Isoform specificity: Determine if antibodies recognize different LAMA4 isoforms or post-translationally modified variants.
Fixation sensitivity: Assess whether differences result from variable epitope sensitivity to fixation methods. Test both paraformaldehyde-fixed and frozen sections.
Species cross-reactivity: Verify if differences correlate with species-specific variations in the recognized epitope.
RNA-seq correlation: Compare staining patterns with RNA expression data to determine which antibody better reflects the expected biological distribution .

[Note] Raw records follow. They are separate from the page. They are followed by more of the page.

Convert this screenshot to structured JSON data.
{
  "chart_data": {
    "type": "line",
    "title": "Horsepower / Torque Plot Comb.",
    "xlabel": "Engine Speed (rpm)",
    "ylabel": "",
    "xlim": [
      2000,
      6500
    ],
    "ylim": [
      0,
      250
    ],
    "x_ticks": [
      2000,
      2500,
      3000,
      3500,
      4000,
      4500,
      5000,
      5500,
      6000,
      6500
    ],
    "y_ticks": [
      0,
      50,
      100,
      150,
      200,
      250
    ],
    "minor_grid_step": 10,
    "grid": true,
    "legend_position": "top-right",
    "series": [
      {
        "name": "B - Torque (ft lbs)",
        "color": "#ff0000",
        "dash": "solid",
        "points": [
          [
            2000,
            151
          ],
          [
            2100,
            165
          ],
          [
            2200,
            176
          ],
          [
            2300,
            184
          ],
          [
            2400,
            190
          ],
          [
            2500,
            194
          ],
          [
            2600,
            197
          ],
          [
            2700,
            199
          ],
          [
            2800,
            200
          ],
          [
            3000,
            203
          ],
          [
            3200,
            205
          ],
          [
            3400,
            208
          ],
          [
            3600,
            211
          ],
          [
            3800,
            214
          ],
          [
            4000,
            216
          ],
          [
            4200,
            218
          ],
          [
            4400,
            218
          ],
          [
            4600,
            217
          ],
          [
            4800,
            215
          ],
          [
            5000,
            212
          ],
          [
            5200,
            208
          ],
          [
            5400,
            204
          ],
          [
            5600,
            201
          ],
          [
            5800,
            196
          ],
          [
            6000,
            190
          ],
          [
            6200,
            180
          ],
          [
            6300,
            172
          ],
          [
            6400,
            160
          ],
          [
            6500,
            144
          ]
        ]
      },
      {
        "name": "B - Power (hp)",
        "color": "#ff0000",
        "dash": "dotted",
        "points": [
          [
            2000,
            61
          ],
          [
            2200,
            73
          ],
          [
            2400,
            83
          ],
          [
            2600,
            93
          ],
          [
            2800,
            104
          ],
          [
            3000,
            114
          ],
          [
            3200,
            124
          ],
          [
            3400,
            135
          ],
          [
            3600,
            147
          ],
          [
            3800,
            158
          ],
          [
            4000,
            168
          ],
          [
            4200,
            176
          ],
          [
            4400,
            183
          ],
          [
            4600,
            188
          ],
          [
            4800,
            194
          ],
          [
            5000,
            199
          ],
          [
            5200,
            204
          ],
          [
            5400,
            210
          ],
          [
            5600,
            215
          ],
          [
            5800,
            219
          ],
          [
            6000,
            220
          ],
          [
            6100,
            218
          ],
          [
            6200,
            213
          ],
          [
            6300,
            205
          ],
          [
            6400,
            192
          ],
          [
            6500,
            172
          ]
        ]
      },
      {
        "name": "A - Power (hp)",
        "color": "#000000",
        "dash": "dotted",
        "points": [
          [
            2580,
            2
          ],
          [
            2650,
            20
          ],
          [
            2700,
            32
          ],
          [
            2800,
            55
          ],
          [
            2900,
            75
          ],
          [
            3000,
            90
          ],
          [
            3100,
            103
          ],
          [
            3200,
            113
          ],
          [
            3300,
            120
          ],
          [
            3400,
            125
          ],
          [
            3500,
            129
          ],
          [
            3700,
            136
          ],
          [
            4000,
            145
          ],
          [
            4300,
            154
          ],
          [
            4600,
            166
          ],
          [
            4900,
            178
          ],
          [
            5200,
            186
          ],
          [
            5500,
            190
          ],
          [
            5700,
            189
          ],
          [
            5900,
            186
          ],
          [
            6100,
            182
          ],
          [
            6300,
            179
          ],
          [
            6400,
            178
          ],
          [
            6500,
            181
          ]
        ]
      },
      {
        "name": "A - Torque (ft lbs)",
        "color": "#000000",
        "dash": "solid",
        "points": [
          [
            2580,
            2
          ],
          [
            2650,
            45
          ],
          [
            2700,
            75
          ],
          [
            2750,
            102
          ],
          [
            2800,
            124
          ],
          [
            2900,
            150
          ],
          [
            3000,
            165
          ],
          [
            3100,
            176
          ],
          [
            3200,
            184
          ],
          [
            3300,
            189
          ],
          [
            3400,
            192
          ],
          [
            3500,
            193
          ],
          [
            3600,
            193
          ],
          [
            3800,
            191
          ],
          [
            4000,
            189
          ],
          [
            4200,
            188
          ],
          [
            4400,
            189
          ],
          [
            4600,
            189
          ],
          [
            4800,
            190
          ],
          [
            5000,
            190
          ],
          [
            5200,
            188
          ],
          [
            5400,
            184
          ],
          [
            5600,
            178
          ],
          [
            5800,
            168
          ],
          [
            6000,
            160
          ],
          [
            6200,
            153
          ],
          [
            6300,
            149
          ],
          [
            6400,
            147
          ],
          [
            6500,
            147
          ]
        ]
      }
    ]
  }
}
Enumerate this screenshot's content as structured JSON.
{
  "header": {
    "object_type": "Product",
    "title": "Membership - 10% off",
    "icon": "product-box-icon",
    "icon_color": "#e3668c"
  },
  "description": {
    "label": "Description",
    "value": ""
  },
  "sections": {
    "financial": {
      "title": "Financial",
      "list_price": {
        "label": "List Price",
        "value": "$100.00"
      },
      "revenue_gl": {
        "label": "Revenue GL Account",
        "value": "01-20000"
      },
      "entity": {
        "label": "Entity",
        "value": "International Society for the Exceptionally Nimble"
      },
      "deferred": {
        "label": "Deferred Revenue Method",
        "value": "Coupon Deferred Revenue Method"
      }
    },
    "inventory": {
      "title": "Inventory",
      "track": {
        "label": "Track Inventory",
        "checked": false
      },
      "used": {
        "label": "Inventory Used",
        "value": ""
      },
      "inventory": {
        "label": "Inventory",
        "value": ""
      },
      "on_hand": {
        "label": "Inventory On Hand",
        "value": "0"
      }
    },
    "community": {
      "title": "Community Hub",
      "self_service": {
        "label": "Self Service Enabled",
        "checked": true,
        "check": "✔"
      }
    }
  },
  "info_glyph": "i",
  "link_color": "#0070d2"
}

Secondary validation: Use orthogonal methods (in situ hybridization, genetic reporters) to resolve conflicting results.
For quantitative analysis of LAMA4 distribution changes:
Digital image analysis: Apply machine learning algorithms to segment and quantify LAMA4-positive areas in tissue sections.
Co-localization analysis: Quantify overlap between LAMA4 and other basement membrane components or cell-type markers using Pearson's or Mander's coefficients.
3D reconstruction: For thick tissue sections, use confocal microscopy with z-stacking to create 3D models of LAMA4 distribution.
Spatial transcriptomics: Correlate LAMA4 protein distribution with spatial gene expression patterns.
Longitudinal sampling: Establish temporal progression by analyzing samples at multiple disease stages.
Multiplexed immunofluorescence: Simultaneously detect multiple markers to contextualize LAMA4 changes within the tissue microenvironment .
To differentiate specific binding from artifacts in proximity assays:
Mutational controls: Use mCherry variants with mutations at the LaM4 binding interface, which have been shown to significantly decrease binding affinity .
Competition assays: Pre-incubate with unlabeled LaM4 to compete with labeled versions and confirm signal specificity.
Orthogonal proximity assays: Validate findings using multiple proximity detection technologies (FRET, BiFC, BRET, PLA).
Concentration gradients: Establish dose-response relationships to identify saturation points and non-specific binding thresholds.
Statistical analysis: Apply appropriate statistical methods to differentiate signal from background, establishing clear significance thresholds.
Temporal controls: Monitor binding kinetics, as specific interactions typically show characteristic association and dissociation rates that differ from non-specific binding.